Elliott admits that breaking the news about the fact that she was going to fall camp with the football team to both Tom Dickson, her sprint/hurdles coach at SFU, and to her dad, prompted some head-scratching reactions.

“My dad said to me ‘Kristie, are they actually serious about you?’ And I said ‘I don’t know, but I am going to go out,’” she says, adding that her plan is to both play football and run track for the Clan.

Elliott sends heartfelt kudos to former Handsworth Secondary Royals head football coach Richard White, whom she reached out to for some tips, training and advice after she accepted Ford’s invitation to fall camp.

“I’m still a little in shock about it, but these guys don’t intimidate me at all,” smiles Elliott of her new teammates. “At first I was a little scared and there is that stigma that football guys are all so scary. But they are all so nice. These guys are all like teddy bears, half of them, and I am an outgoing person so it’s nothing I am afraid of.”

Ford is the first to admit that the hurdler-to-football kicker model doesn’t have a whole lot of tradition to recommend it.

Yet he does see the transfer from one sport to the other.

“When you think about what she has to do (as a hurdler), it kind of translates to kicking,” Ford begins. “You’ve got to do a lot of training and you don’t get many live reps, and when you do, it’s a pretty high-pressure situation to perform in that one rep. I think mentally, that experience will help her.”

Simon Fraser head coach Thomas Ford has watched rookie Kristie Elliott find her comfort level as a freshman kicker with the Clan. (Photo by Howard Tsumura property of

For Elliott, the past few weeks have been a blur.

Yet nothing to her has been more meaningful than the level of acceptance demonstrated towards her by her new teammates after she booted her walk-off field goal to end practice.
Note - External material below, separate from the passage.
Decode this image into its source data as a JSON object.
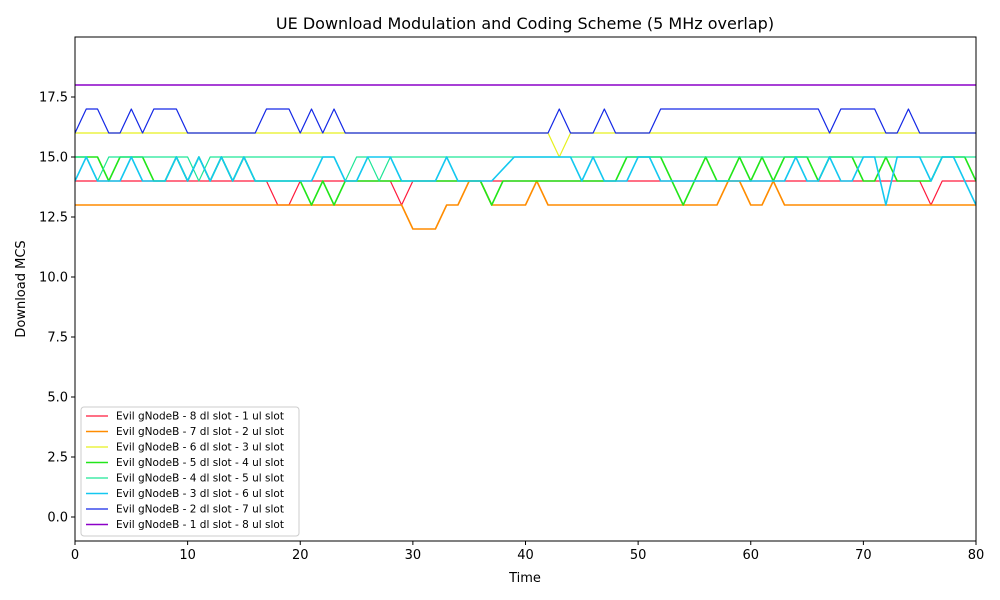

“The most I’ve ever kicked in front of was like 20 people, and here, there’s over 100 people,” she begins. “I am standing there, shaking and shivering and freaking out because I have no idea what I am doing. Plus I have my pads and my helmet on, and I’d never kicked like that before.

“Then coach says it’s double or nothing so it’s double the pressure,” she says with added animation. “I felt that coming in I had a lot to prove. First of all, I’m female. And second, no one has seen me kick before. This was the moment of truth. So then I nailed it, and I have to say it was a beautiful kick.”

What followed was special.

“All of these guys are freaking out,” Elliott says. “I am in the middle of this huddle and they are smashing into me, picking me up, chanting my name. I’ve had so much more confidence after that.”

So welcome to the ongoing story that no one saw coming.

Welcome to the story that, more than anything else, is about infinite possibility and the underdog in all of us.

When coach Thomas Ford asked his team “Do you believe in Kristie Elliott?” he was just as much asking the rest of his players how much they all believed in themselves.

And what better question can any team ask itself at the dawn of a new season?